I'm not someone who's fallen apart, and I don't want to fall apart. I'm driven by action, I need to move forward with projects. The massive and widespread support I've received from people close to me, from work, from the town authorities and from anonymous people, has helped me a lot. I have been sent several hundred letters. It's my duty to respond to these people who have also suffered.
Dominique's death left a void and a burden. I live with Dominique's emptiness, an emptiness full of happy memories, full of our rich conversations. But I also feel this responsibility, a responsibility that is not a burden, but comes from the fact that Dominique didn't die of an accident or an illness, but of a terrorist attack. He was murdered because he was a teacher and he embodied the Republic.

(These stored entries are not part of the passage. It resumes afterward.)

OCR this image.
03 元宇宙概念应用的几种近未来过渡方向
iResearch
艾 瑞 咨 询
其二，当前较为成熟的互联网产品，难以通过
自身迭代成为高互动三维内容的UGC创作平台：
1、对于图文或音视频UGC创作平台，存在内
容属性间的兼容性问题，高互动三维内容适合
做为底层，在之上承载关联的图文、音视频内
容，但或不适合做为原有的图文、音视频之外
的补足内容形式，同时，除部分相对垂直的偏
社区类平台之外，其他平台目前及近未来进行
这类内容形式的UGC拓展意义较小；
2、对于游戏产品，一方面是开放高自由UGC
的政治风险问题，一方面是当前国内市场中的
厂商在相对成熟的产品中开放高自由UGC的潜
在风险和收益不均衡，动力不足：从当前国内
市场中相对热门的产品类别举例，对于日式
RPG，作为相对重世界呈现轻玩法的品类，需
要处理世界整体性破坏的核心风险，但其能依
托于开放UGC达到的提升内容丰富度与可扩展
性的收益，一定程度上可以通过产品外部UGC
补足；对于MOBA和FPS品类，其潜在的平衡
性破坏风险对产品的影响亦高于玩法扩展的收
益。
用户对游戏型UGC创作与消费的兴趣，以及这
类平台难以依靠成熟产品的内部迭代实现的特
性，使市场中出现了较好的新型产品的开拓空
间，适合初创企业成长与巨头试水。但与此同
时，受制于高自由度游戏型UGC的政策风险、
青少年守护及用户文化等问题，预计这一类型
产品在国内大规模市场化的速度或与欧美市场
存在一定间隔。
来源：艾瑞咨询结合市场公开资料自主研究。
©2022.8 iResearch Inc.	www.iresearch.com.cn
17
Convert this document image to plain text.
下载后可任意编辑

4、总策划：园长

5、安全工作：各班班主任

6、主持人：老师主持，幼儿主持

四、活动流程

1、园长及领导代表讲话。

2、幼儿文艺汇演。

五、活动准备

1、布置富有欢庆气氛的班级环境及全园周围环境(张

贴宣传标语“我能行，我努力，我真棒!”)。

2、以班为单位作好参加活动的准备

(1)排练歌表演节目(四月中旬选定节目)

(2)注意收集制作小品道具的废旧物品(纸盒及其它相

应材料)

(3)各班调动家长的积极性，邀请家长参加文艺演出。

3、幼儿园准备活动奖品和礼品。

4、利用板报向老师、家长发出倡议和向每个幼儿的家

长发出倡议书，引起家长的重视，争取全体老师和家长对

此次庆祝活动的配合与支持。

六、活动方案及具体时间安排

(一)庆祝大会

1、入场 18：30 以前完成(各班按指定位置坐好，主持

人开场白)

His assassin, Mohammed Mogouchkov, spoke very harshly about France. I need to defend and spread Dominique's humanist values.
What are those values?
Dominique advocated respect for others and the environment, but also freedom of thought, critical thinking, tolerance, knowledge and freedom through culture. Today, the word "freedom" has taken on a different hue for me. Equality, fraternity and secularism too.
Dominique Bernard came from a family of teachers. Why did he choose this profession? What did it mean to him?
Nothing was more important than books, writing and language. For Dominique, mastery of language meant mastery of thought, and therefore mastery of building the self, of becoming a free individual. He was keen to help his pupils develop their own personality, to give them a taste for reading. In his teaching practice, he liked to use the spoken word. He also had a great sense of humor and enjoyed teasing his pupils. In his classroom, thanks to his highly-developed hearing, he was able to understand students whispering in the back of the class, and sometimes incorporated these stolen snatches of conversation into his lessons.